The poinsettia. I have never been a great fan of winter-flowering houseplants, and I am not much good at houseplants in general- the whole watering regime flies out of my mind when faced with the delights of gazing at emerging seedlings in a tray. I was once sent a poinsettia for Christmas by a colleague (male) with a heavily patriarchal greetings note with it. To my, only slight, shame, I put the plant outside to die in simmering fury. So, the poinsettia has a bad history with me.
As a tree, how magnificent it is. Granted it is a rangy thing, sending up straight, determined branches outwards and upwards, with the ‘flowers’ or coloured bracts appearing as sunlight drops below 12 hours a day. You can see it all in tree form all over Ethiopia, from the dusty corners of the big city, Addis Ababa, to the high valleys of the countryside.
The colours can be vivid and eye-catching- much more fiery than I have ever seen in the houseplant variety. Especially so if growing in sunshine, whereas in shade, the glossy leaves seem more vibrant. I have been trying to establish how the poinsettia arrived in Ethiopia, as all sources indicate that it is a Mexican native. There is perhaps a clue for the non-specialist. Wikipedia cites that Joel Robert Poinsett (1788-1851), the US Ambassador to Mexico who first sent seed of the plant back to Philadelphia, may have also either brought or sent seed to Egypt. And Egypt is not that far a step to Ethiopia.

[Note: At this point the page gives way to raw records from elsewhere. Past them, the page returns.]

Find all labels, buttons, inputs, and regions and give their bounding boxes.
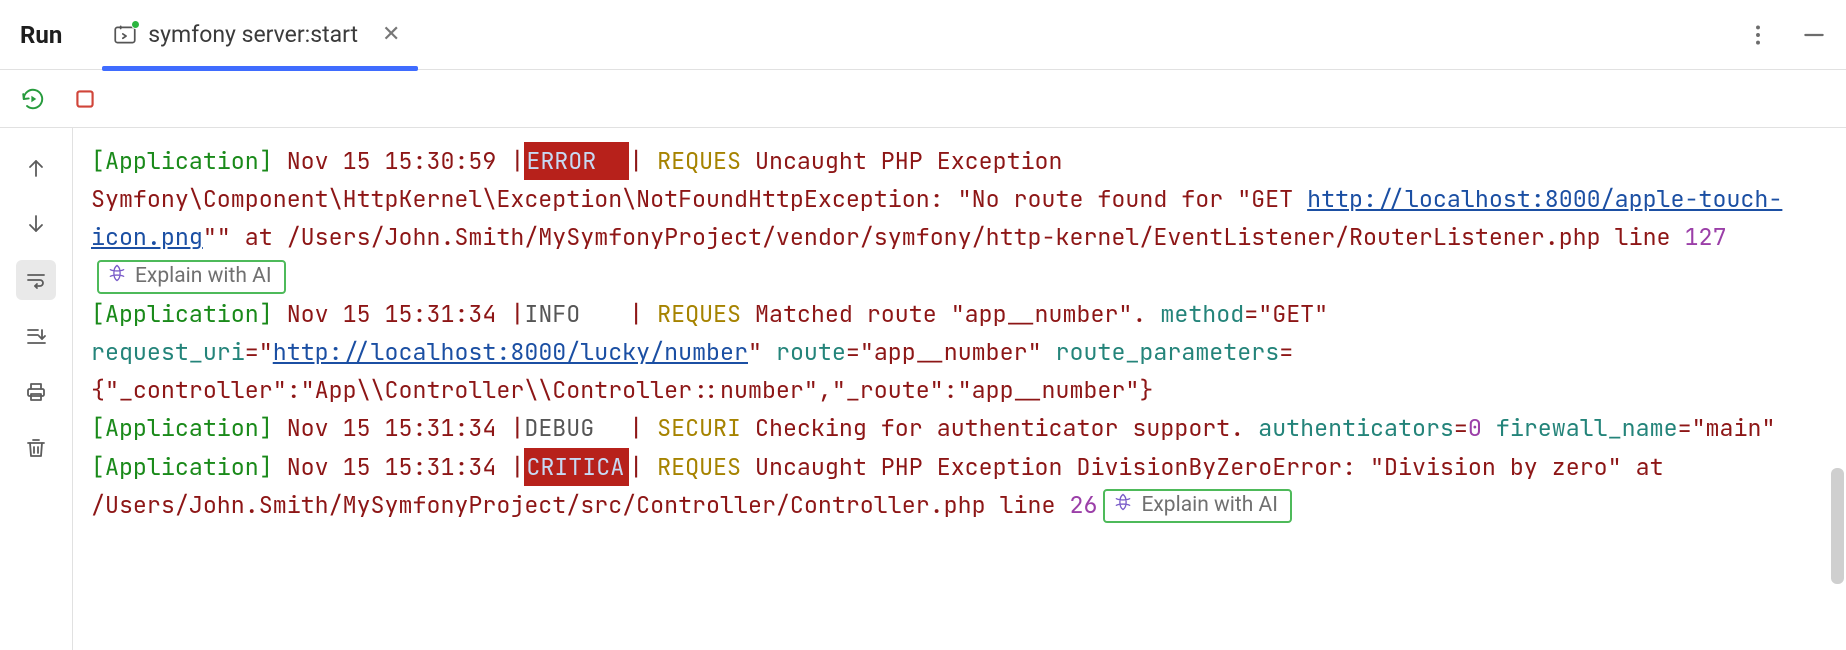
run-tab-label: symfony server:start [148,21,358,48]
log-level-badge: ERROR [524,142,629,180]
terminal-run-icon [112,22,138,48]
run-panel-body: [Application] Nov 15 15:30:59 |ERROR| RE… [0,128,1846,650]
log-kv-key: route [776,336,846,367]
log-kv-key: method [1160,298,1244,329]
vertical-scrollbar[interactable] [1831,468,1844,584]
explain-with-ai-label: Explain with AI [135,263,272,290]
soft-wrap-button[interactable] [16,260,56,300]
log-message: "" at /Users/John.Smith/MySymfonyProject… [203,221,1685,252]
log-line-number: 127 [1685,221,1727,252]
scroll-to-bottom-button[interactable] [16,204,56,244]
log-message: Matched route "app__number". [755,298,1160,329]
log-level: INFO [524,295,629,333]
log-kv-key: route_parameters [1056,336,1280,367]
log-kv-key: request_uri [91,336,245,367]
log-kv-value: {"_controller":"App\\Controller\\Control… [91,374,1153,405]
log-channel: REQUES [657,298,741,329]
log-timestamp: Nov 15 15:31:34 [287,412,497,443]
explain-with-ai-button[interactable]: Explain with AI [97,260,286,294]
running-indicator-icon [131,20,140,29]
log-entry: [Application] Nov 15 15:31:34 |CRITICA| … [91,448,1806,524]
console-output[interactable]: [Application] Nov 15 15:30:59 |ERROR| RE… [72,128,1846,650]
run-tab[interactable]: symfony server:start ✕ [102,0,418,70]
log-kv-value: "GET" [1258,298,1328,329]
log-kv-value: 0 [1468,412,1482,443]
log-channel: REQUES [657,145,741,176]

Another member of the Euphorbiacae family, is the ‘Crown of Thorns’, or Euphorbia milii. Upright, stout grey stems studded with vicious thorns look forbidding, but the leaves and flowering bracts almost seem to come from another plant, fleshy green and soft pink combined. Toughness, in the form of spines, thick fleshy leaves, and taproot systems that tie plants into the stony, poor soil, is what helps these plants survive and flourish.
Aloes were flowering magnificently in our month in Ethiopia. In the parched drylands of the upper valleys near Lalibela, the colours hit the eye in mid-October, but by the end of the month had virtually disappeared.
An unknown plant, that I haven’t found yet in any guides to wildflowers, is this beautiful Phlomis look-alike that I saw in the hills about 30k from Lalibela. Soft, felted grey leaves with creamy flowers or maybe bracts in pairs, were grouped on a shrub of 1m height and width. In the evening light, it was a magical sight.
And as we were saying goodbye to Lalibela, these accidental magenta-pink wild hollyhocks were doing their best to impersonate an English garden, right by the runway of the little airport.